Photo: Shain Niniwem Selapem Jackson
Eagle Woman - photo by City of Vancouver
Eagle Woman - photo by Shain Niniwem Selapem Jackson
Olympic Village Station
W 2nd & Cambie Street
The artwork has been removed from this location.
Civic
2023
Two-dimensional artwork
No longer in place
Platforms: Nine Places for Seeing
Description of work

PlatformsNine Places for Seeing is a series of temporary public art projects that presented from June 2023 until the end of 2025.

PlatformsNine Places for Seeing commissioned 21 local xʷməθkʷəy̓əm (Musqueam), sḵwx̱wú7mesh (Squamish), səlilwətaɬ (Tsleil-Waututh), and urban Indigenous artists. 

Selected artworks were displayed on the following platforms: 

  • Billboards along 6th Avenue between Arbutus and Fir 
  • Light box at šxʷƛ̓ exən Xwtl’a7shn Plaza  
  • Banners at Vancouver Public Library, Central Branch  
  • Glass wall at City Centre Canada Line Station  
  • Transit shelter posters throughout the city 
  • VanLive! video screen, Robson St and Granville St 
  • Glass wall at Marine Drive Canada Line Station 
  • Windows at the Queen Elizabeth Theatre 
  • Windows at the Vancouver Playhouse 
  • Glass Wall at Olympic Village Canada Line Station
  • Glass Wall at King Edward Canada Line Station
Artist statement

Eagle Woman is exhibited on the Olympic Village Canada Line Station from September 2023 - June 2024.
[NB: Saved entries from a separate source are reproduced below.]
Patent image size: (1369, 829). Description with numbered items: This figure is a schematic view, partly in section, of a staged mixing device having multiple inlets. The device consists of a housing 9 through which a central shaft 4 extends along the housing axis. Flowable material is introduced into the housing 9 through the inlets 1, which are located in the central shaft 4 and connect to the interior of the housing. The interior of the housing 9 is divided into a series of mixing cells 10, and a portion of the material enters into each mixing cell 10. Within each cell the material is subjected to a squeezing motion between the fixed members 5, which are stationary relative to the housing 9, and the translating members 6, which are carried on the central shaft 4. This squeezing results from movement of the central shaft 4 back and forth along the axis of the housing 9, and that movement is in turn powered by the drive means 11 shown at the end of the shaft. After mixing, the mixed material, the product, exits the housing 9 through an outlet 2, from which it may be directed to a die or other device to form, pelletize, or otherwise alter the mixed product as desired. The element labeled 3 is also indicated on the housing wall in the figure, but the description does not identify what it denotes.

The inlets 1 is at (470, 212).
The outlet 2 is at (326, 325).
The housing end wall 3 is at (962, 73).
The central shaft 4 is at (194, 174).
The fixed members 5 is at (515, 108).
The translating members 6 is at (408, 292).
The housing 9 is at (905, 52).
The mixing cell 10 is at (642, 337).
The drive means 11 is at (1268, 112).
Shain Niniwem Selapem Jackson’s Eagle Woman is a digital drawing of an eagle matriarch dancing beneath a full copper moon. The work was inspired by the many women in the artist’s life who have lifted him up and provided love, guidance, and support. The artist intends for viewers to feel these women’s ability to dance through adversity and pain with ferocious dignity and courage. In the artist’s own words:

“In each era rises a matriarch. She lives her entire life to serve but she’s no servant. She’s a weaver. Attendant to a loom made of passed down parts. Its components fashioned generation after generation by glorious women who carry an exquisite vision, one of love and unity. The strands of her cloth are souls. Some have heartbeats, others made up only of memories spliced together with artful abandon. Some strands are copper and gold. Others are beautiful with ends frayed, tattered, or torn. She’ll mend them with the fibres of her own frock despite being threadbare itself. Such is the sacrifice her art insists.”